For large-scale production of commercially valuable molecules, such as chiral drugs, Okamoto said, “we need a diverse library” of stationary phases to get the most efficient preparative separation possible. “If we have really nice columns,” Okamoto contended, synthetic chemists might not always need to make single enantiomers; even a racemate would be okay.

“Some pharmaceuticals are manufactured with the help of chromatographic purification because it is cost-effective,” Welch added, explaining that all large-scale chiral chromatography involves taking the undesired enantiomer, reracemizing, and rechromatographing it until all the material comes through as the desired enantiomer. “Chromatography can enable some things that are really difficult or impossible,” he said. “It is an extremely strong synthetic tool and needs to be part of the synthetic toolbox.”

And even if asymmetric synthesis turns out to be a more economical production route than chiral chromatography, “you still need the analytical chiral separation for quality control,” Armstrong told C&EN. “You need analysis every step of the way, from discovery to the very end, regardless of the route you take.” Thus, there remains a great need for new chiral stationary phases with substantial impact on enantiomeric separations, he explained.

Cyclofructans are set to have that kind of impact, Armstrong argued. He is so convinced of their worth that he has invested his own money in the start-up AZYP to commercialize the new class of chiral stationary phases.

Cyclofructans are macrocyclic oligosaccharides consisting of six or more β(2→1)-linked d-fructofuranose units around a crown-ether skeleton. They are produced inexpensively by bacterial fermentation of inulins—which are plant polysaccharides built largely from fructose—or by incubation of inulins with the enzyme cycloinulo­oligosaccharide fructanotransferase. The compounds have been known since 1989 and have been used in various applications, such as in a food additive to reduce bitterness, but it was Armstrong’s group that first laid claim to them as chiral selectors. AZYP now sells four cyclofructan chiral stationary phases under the brand name Larihc (chiral spelled backward).
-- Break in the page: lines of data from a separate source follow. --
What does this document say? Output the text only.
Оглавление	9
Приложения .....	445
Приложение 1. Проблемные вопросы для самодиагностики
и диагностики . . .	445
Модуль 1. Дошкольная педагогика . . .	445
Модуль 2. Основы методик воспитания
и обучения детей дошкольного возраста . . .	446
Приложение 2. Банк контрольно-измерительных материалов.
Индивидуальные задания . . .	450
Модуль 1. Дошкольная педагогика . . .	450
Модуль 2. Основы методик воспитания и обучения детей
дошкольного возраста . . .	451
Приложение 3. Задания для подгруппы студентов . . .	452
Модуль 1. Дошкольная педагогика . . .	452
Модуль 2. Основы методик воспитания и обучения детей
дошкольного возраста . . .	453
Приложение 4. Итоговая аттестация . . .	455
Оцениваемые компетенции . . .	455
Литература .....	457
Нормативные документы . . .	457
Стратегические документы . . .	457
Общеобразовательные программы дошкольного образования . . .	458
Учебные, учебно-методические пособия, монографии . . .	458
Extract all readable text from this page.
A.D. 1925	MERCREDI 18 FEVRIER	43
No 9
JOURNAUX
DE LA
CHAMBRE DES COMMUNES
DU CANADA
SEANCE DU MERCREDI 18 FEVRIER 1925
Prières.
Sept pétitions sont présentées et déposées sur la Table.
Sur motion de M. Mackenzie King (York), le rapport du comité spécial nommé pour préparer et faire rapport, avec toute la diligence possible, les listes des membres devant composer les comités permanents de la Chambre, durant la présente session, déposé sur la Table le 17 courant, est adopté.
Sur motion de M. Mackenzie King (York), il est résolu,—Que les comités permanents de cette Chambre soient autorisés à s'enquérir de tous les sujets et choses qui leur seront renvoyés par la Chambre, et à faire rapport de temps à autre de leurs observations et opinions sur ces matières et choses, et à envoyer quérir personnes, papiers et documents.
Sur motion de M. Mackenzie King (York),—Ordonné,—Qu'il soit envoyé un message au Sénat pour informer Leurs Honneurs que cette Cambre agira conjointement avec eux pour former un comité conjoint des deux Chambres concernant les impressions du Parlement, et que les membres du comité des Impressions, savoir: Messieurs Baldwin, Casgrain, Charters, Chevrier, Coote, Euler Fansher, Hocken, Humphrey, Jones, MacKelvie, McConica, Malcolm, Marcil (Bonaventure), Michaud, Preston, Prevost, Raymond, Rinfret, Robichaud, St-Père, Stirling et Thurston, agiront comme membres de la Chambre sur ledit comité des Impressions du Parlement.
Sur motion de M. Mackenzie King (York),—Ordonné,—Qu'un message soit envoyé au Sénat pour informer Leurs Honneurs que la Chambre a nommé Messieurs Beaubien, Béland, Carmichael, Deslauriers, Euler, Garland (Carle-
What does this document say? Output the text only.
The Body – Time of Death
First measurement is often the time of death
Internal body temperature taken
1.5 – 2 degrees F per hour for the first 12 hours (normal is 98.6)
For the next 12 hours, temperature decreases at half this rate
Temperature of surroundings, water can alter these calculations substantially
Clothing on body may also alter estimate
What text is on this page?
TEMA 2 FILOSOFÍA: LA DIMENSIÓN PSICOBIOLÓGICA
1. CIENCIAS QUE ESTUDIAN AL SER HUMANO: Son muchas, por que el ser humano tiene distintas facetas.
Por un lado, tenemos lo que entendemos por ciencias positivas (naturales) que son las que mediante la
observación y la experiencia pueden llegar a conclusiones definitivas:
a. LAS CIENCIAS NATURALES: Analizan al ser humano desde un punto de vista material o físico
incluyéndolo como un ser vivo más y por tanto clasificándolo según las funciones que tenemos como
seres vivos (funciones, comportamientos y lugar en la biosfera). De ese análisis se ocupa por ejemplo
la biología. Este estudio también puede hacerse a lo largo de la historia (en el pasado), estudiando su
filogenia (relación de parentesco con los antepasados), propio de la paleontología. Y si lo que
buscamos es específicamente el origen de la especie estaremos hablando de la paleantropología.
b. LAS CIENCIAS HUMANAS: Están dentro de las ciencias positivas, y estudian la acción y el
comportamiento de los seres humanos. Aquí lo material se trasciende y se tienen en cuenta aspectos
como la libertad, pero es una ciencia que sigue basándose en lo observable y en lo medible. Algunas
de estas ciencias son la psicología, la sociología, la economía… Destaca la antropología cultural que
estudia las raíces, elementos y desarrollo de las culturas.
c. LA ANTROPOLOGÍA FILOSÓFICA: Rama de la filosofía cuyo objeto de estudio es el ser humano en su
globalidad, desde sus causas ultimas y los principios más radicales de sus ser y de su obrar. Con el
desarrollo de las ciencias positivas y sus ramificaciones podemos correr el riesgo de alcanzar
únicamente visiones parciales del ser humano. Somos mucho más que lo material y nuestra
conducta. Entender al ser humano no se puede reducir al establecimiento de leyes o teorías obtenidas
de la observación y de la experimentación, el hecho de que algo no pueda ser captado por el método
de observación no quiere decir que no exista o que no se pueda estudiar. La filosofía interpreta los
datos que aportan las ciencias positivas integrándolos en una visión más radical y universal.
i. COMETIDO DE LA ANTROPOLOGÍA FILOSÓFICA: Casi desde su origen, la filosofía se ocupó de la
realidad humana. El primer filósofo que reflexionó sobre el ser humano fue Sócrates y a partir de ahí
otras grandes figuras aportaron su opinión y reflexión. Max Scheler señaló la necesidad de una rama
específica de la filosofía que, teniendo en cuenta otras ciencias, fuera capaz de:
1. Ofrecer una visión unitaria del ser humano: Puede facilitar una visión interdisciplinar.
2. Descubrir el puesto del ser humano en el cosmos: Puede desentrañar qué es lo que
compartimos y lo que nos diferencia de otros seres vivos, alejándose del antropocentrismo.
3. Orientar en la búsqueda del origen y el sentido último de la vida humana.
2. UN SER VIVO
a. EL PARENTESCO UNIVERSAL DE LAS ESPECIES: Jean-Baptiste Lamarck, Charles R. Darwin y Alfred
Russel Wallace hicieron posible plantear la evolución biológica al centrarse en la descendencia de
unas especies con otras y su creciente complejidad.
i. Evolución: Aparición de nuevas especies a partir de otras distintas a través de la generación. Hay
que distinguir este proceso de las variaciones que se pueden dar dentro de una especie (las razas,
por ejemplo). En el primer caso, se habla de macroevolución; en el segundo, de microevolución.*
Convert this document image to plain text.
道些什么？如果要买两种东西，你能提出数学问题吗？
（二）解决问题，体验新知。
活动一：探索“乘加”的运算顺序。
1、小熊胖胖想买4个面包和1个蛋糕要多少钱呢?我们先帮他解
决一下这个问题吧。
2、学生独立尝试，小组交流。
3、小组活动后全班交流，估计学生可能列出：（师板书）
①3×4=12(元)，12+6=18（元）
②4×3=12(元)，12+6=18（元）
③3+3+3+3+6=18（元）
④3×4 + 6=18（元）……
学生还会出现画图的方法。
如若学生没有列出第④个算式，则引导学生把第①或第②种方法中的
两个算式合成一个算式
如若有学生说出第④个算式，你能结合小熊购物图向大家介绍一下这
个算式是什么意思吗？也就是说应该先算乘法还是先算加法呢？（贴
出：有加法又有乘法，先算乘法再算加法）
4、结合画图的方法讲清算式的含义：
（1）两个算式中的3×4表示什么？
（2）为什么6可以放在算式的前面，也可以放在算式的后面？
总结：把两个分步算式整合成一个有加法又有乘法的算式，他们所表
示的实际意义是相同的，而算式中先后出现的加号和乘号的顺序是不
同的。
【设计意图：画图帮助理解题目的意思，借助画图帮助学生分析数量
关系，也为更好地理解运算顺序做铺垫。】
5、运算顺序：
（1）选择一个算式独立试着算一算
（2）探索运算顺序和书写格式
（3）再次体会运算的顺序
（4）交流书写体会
“Cyclofructans are unique in that they are almost universal for chiral primary amines and separate them in organic solvents or in supercritical fluids,” Armstrong said at the symposium. That’s important because the only other way to separate primary amines is in acidic water. Pharma companies—the major users of chiral stationary phases—would love to avoid water and to use organic solvents or supercritical fluids instead, both of which are a lot easier to remove, he said.

Armstrong believes that the cyclofructans’ selectivity for primary chiral amines is based on the crown-ether core, which is blocked in the natural 6-fructose cyclofructan, but opens and becomes accessible to guests when various hydroxyl groups are derivatized. Alkyl groups in the hydroxyl positions yield chiral stationary phases that favor primary chiral amines, whereas aromatic groups yield ones that are broadly selective for non-primary-amine compounds, such as secondary amines, acids, and neutral molecules. His group’s work has convinced Armstrong that with cyclofructans it might be possible to determine which chiral stationary phase will work for a given compound without the need for screening.

As for the clamor for more people to design and prepare chiral selectors, China could provide the answer. “Right now, many groups in China are devoting research programs to designing chiral stationary phases,” Armstrong told C&EN. Okamoto himself has a research group in China; the latest work he presented at the symposium—a new amylose-based chiral selector that is derivatized at positions that had been difficult to reach before—is one that he developed there. Indeed, a search of the Chemical Abstracts Service databases reveals a surge in patent and literature output on chiral selectors from China during the period 2000–09.